Inocentes: 100 crianças foram baleadas em 5 anos no Rio de Janeiro
Em 2019, último ano escolar convencional antes da pandemia, 32% dos tiroteios na região metropolitana do Rio ocorreram no entorno de escolas
Rafael, Endryw, Ana Clara, Alice e Kaio. Estas são as crianças baleadas na Grande Rio de Janeiro somente neste ano. Há mais uma, cujo nome e foto não foram divulgados. São seis das 100 crianças baleadas nos últimos cinco anos na região metropolitana do Rio.

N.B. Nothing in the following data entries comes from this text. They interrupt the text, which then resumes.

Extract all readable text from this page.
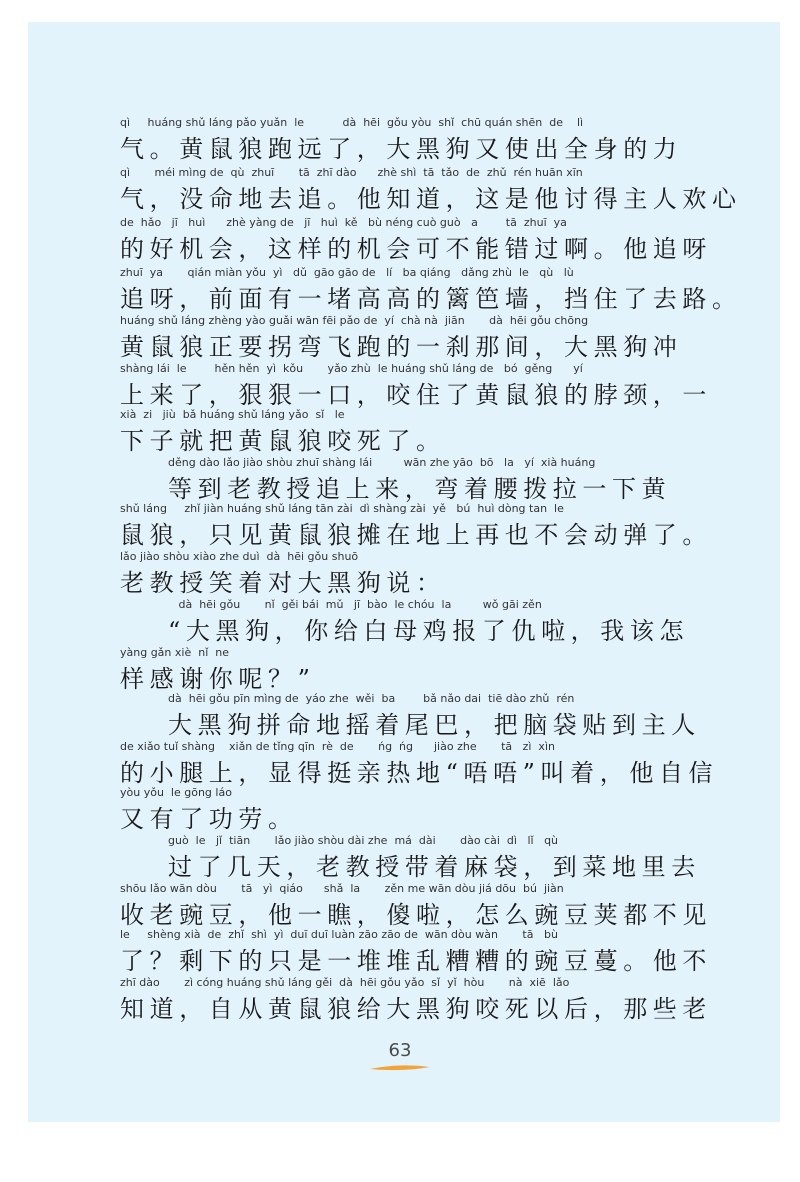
qì     huáng shǔ láng pǎo yuǎn  le           dà  hēi  gǒu yòu  shǐ  chū quán shēn  de    lì
气。黄鼠狼跑远了，大黑狗又使出全身的力
qì       méi mìng de  qù  zhuī       tā  zhī dào      zhè shì  tā  tǎo  de  zhǔ  rén huān xīn
气，没命地去追。他知道，这是他讨得主人欢心
de  hǎo   jī   huì      zhè yàng de   jī   huì  kě   bù néng cuò guò   a        tā  zhuī  ya
的好机会，这样的机会可不能错过啊。他追呀
zhuī  ya       qián miàn yǒu  yì   dǔ  gāo gāo de   lí   ba qiáng   dǎng zhù  le   qù   lù
追呀，前面有一堵高高的篱笆墙，挡住了去路。
huáng shǔ láng zhèng yào guǎi wān fēi pǎo de  yí  chà nà  jiān       dà  hēi gǒu chōng
黄鼠狼正要拐弯飞跑的一刹那间，大黑狗冲
shàng lái  le        hěn hěn  yì  kǒu       yǎo zhù  le huáng shǔ láng de   bó  gěng      yí
上来了，狠狠一口，咬住了黄鼠狼的脖颈，一
xià  zi   jiù  bǎ huáng shǔ láng yǎo  sǐ   le
下子就把黄鼠狼咬死了。
děng dào lǎo jiào shòu zhuī shàng lái         wān zhe yāo  bō   la   yí  xià huáng
等到老教授追上来，弯着腰拨拉一下黄
shǔ láng     zhǐ jiàn huáng shǔ láng tān zài  dì shàng zài  yě   bú  huì dòng tan  le
鼠狼，只见黄鼠狼摊在地上再也不会动弹了。
lǎo jiào shòu xiào zhe duì  dà  hēi gǒu shuō
老教授笑着对大黑狗说：
dà  hēi gǒu       nǐ  gěi bái  mǔ   jī  bào  le chóu  la         wǒ gāi zěn
“大黑狗，你给白母鸡报了仇啦，我该怎
yàng gǎn xiè  nǐ  ne
样感谢你呢？”
dà  hēi gǒu pīn mìng de  yáo zhe  wěi  ba        bǎ nǎo dai  tiē dào zhǔ  rén
大黑狗拼命地摇着尾巴，把脑袋贴到主人
de xiǎo tuǐ shàng    xiǎn de tǐng qīn  rè  de       ńg  ńg      jiào zhe       tā   zì  xìn
的小腿上，显得挺亲热地“唔唔”叫着，他自信
yòu yǒu  le gōng láo
又有了功劳。
guò  le   jǐ  tiān       lǎo jiào shòu dài zhe  má  dài       dào cài  dì   lǐ   qù
过了几天，老教授带着麻袋，到菜地里去
shōu lǎo wān dòu       tā   yì  qiáo      shǎ  la       zěn me wān dòu jiá dōu  bú  jiàn
收老豌豆，他一瞧，傻啦，怎么豌豆荚都不见
le     shèng xià  de  zhǐ  shì  yì  duī duī luàn zāo zāo de  wān dòu wàn       tā   bù
了？剩下的只是一堆堆乱糟糟的豌豆蔓。他不
zhī dào       zì cóng huáng shǔ láng gěi  dà  hēi gǒu yǎo  sǐ  yǐ  hòu       nà  xiē  lǎo
知道，自从黄鼠狼给大黑狗咬死以后，那些老
63
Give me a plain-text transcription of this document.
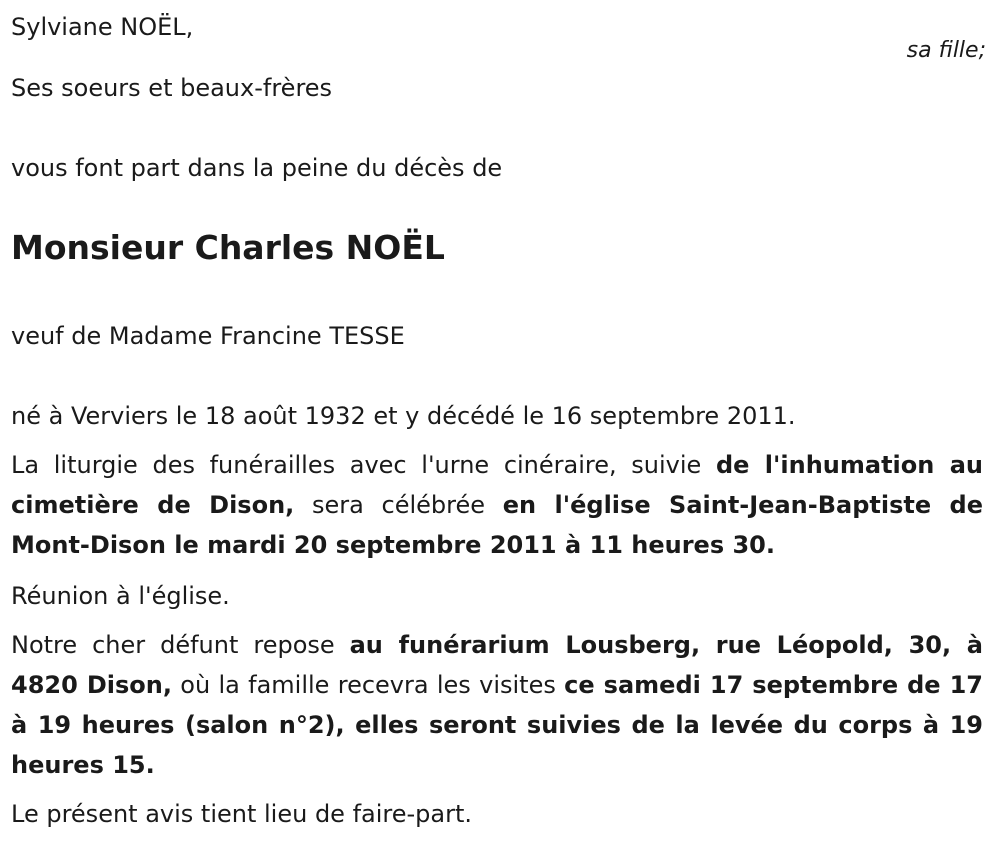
Sylviane NOËL,

sa fille;

Ses soeurs et beaux-frères

vous font part dans la peine du décès de

Monsieur Charles NOËL

veuf de Madame Francine TESSE

né à Verviers le 18 août 1932 et y décédé le 16 septembre 2011.

La liturgie des funérailles avec l'urne cinéraire, suivie de l'inhumation au cimetière de Dison, sera célébrée en l'église Saint-Jean-Baptiste de Mont-Dison le mardi 20 septembre 2011 à 11 heures 30.

Réunion à l'église.

Notre cher défunt repose au funérarium Lousberg, rue Léopold, 30, à 4820 Dison, où la famille recevra les visites ce samedi 17 septembre de 17 à 19 heures (salon n°2), elles seront suivies de la levée du corps à 19 heures 15.

Le présent avis tient lieu de faire-part.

Kaio, de 8 anos, foi atingido por uma bala perdida no dia 16 deste mês. Foi operado de emergência e ficou internado no Hospital Municipal Pedro II. Passados 9 dias, não resistiu aos ferimentos e morreu no sábado, 25. Na última terça-feira (27/04), foi enterrado na presença de outras crianças como ele.
Kaio era filho único, e vivia com os pais na Zona Oeste do Rio. Na sexta, 16, estava numa festa num centro de reforço escolar. Sua mãe, Thais Silva, estava com ele no local. O menino esperava numa fila para pintar o rosto quando foi atingido na cabeça pela bala perdida, possivelmente de um tiroteio perto dali. Quando viu o sangue do filho no chão, Thais não conseguiu reagir, só chorar. “Não conseguia nem segurar meu filho”, disse ela, segundo relatam jornais cariocas.
Outras três crianças baleadas nestes 5 anos foram alvejadas na escola ou a caminho dela. Mais 17 foram atingidas em casa, de acordo com dados do Instituto Fogo Cruzado, plataforma digital que registra dados de violência em ambientes que deveriam ser ilhas de segurança para crianças, no entanto, não o são no Rio de Janeiro, um estrato do Brasil onde nascer na periferia não segue as estatísticas naturais de um ciclo de vida.
“Uma vida de criança perdida é menos um presente e menos um futuro para todos nós”, diz Pedro Hartung, advogado e coordenador jurídico do Instituto Alana, que promove o direito e o desenvolvimento integral da criança no Brasil.
Em 2019, último ano escolar convencional antes da pandemia, 32% dos tiroteios na Grande Rio ocorreram no entorno de escolas. A grave situação fez com que a Defensoria Pública entrasse com uma Ação Civil Pública para proibir ações policiais perto de creches e escolas e que helicópteros da polícia, também conhecidos como “caveirões aéreos”, mantivessem distância dos prédios.
O Ministério Público também se moveu e emitiu uma recomendação para que fosse estabelecido um sistema de notificação compulsória para as escolas da rede municipal de ensino em casos de tiroteios nas imediações das unidades.
O Nobel de Economia James Heckman concluiu em um de seus estudos que o investimento na primeira infância (de zero a 5 anos) é uma estratégia eficaz para o crescimento econômico. Ele calculou que, para cada dólar gasto, o retorno financeiro para a sociedade é de seis dólares. Segundo Heckman, o retorno sobre o investimento é de 7 a 10% ao ano.
Em 2020, o Governo do Rio foi condenado a indenizar 81 pessoas por erros, crimes ou má conduta de policiais. O valor médio foi de pouco mais de 100 mil reais, o que equivale a cerca de 100 salários mínimos. Para comparação, a soma do valor pago para todas estas vítimas não equivale a 5% da indenização paga para a família de George Floyd, homem negro sufocado até a morte por um policial branco, nos EUA, no ano passado.